Arya memandang Angkasa dengan tatapan bloonnya, dia masih mengantuk. Pikirannya tidak fokus. "Gue? Terserah, gue ngikut," jawabnya cuek. Sama sekali tidak berniat sedikit pun untuk menengahi.
"Maaf, gue.."
Alya bangkit dari duduknya.

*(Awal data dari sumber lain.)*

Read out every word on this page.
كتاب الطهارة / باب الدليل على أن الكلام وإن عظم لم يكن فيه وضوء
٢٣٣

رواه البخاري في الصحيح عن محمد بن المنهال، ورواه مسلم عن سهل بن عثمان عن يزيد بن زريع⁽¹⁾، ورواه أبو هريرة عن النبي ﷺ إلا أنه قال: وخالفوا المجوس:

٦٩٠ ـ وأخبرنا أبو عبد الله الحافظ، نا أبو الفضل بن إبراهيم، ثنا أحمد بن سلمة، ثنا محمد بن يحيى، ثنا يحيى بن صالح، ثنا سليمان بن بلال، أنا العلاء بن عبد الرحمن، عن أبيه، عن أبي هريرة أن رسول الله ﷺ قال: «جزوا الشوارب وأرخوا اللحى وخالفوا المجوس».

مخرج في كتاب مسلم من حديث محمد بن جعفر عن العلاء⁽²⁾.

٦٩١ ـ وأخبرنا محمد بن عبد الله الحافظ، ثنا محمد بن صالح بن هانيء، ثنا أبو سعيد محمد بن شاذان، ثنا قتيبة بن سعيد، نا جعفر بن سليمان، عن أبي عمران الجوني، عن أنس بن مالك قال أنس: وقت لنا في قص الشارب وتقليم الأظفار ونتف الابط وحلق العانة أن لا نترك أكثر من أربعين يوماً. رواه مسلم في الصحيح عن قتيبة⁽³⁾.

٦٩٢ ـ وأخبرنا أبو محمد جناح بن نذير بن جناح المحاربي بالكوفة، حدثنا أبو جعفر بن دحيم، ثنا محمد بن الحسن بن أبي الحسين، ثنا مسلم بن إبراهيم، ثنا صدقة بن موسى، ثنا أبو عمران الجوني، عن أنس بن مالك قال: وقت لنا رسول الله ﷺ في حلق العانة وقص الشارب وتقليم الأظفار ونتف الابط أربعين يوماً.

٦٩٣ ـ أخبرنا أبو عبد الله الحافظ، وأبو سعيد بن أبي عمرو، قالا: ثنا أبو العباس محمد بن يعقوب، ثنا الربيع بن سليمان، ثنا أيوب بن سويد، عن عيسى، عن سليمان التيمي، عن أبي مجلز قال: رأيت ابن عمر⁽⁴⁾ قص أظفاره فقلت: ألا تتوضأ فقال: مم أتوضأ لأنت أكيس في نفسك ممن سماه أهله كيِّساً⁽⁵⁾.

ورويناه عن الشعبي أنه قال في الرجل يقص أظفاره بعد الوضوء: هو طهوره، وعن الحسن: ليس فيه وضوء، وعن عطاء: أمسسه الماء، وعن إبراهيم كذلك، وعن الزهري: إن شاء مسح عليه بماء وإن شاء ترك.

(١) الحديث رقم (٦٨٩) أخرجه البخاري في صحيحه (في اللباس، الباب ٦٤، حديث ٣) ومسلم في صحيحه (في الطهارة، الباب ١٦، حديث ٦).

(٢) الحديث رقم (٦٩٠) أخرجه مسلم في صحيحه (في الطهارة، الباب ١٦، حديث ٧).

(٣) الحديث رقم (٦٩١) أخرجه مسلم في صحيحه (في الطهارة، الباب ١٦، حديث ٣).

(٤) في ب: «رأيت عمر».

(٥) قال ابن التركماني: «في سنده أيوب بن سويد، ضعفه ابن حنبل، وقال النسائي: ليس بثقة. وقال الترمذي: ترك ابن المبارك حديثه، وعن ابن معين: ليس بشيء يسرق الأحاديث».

Menepuk pundak Angkasa dan tersenyum. "Saya tahu, mana mungkin seorang Angkasa lebih percaya sama musuhnya, kan?"
Angkasa menganggukkan kepalanya. Matanya terpejam. Mencari jawaban yang tepat untuk dirinya.

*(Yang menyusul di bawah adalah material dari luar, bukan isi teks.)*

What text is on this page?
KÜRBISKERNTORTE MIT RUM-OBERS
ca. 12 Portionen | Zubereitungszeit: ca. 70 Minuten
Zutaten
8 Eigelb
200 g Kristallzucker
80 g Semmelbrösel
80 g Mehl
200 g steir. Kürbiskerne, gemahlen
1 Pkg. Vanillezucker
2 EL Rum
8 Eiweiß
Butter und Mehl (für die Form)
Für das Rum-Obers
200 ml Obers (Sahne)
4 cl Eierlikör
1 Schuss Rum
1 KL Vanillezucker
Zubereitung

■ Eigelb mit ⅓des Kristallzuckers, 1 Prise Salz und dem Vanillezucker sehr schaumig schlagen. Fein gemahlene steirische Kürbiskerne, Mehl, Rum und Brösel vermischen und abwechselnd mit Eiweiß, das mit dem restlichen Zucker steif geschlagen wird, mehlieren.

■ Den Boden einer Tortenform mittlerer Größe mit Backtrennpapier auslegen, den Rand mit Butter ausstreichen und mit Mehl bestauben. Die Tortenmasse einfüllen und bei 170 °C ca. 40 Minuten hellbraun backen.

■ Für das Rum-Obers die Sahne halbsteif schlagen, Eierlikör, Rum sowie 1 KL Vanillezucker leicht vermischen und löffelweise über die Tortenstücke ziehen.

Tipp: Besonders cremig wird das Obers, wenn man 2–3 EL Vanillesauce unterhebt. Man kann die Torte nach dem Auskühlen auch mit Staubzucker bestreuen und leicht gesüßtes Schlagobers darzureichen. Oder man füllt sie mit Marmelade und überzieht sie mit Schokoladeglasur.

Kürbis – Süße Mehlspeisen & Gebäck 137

Nihil. Angkasa tak menemukan apapun.
"Tahu sih, yaudah. Sekarang gimana?" tanya Alya santai.
Suara ribut di luar rumah membuat mereka semua mengalihkan pandangannya dan melihat keadaan di luar.
Ada teman-teman sekolah dan para preman yang datang bersamaaan. Tiba-tiba Dini berjalan membelah kerumunan itu dan membuka pintu rumah Bu Rossa.
"Woy, nih udah. Gimana?"
"Salam dulu kek," ucap Alya dan berjalan keluar rumah.
Dini mendengus. Dia menatap Alya dengan tatapan 'gagal weh?'
Alya mengangkat satu bahunya sebagai jawaban. Dia menatap kerumunan itu dan kembali menatap Angkasa.
"Jadi gimana, Sa? Kamu enggak terlalu bodoh buat memahami situasi ini."
"Gue, tetap sama pilihan awal gue."
😰😰😰
Terjadi pertarungan antara preman dan anak sekolah.
Iya, Angkasa tetap pada pilihan awalnya, mencoba membunuh Alya sesuai rencananya.
Dion dan Bu Rossa tetap di dalam rumah. Memandangi keadaan luar yang sangat kacau. Dion mencoba menahan kantuknya, dia melihat adik tirinya yang sangat lihai dalam bertarung. Dia terkekeh dan rasa kantuknya mulai hilang. Dia sangat ingin ikut memukuli anak-anak itu, lagi pula dia sudah lama tidak berolahraga, sayangnya adik kecilnya itu tidak membiarkannya ikut serta. Bahkan, sampai adik kecilnya itu mati pun dia tidak membiarkan Dion menolongnya.
Dion menatap wanita di depannya, wanita itu sangat serius melihat ke arah luar.
"Takut anak kesayanganmu kalah, eh?"
Rossa memandang Dion dan tersenyum sinis. "Dia tidak mudah dikalahkan."
Dion mengangguk setuju. "Iya, kuat banget tuh anak, heran gue. Jadi gimana?"
"Gimana apanya?" tanya Rossa tak paham.
"Dibuang oleh keluarga sendiri dan mengancurkan keluarga orang lain, rasanya gimana?" Dion hanya terkekeh melihat respon Rossa yang menujukkan kepalan tangannya.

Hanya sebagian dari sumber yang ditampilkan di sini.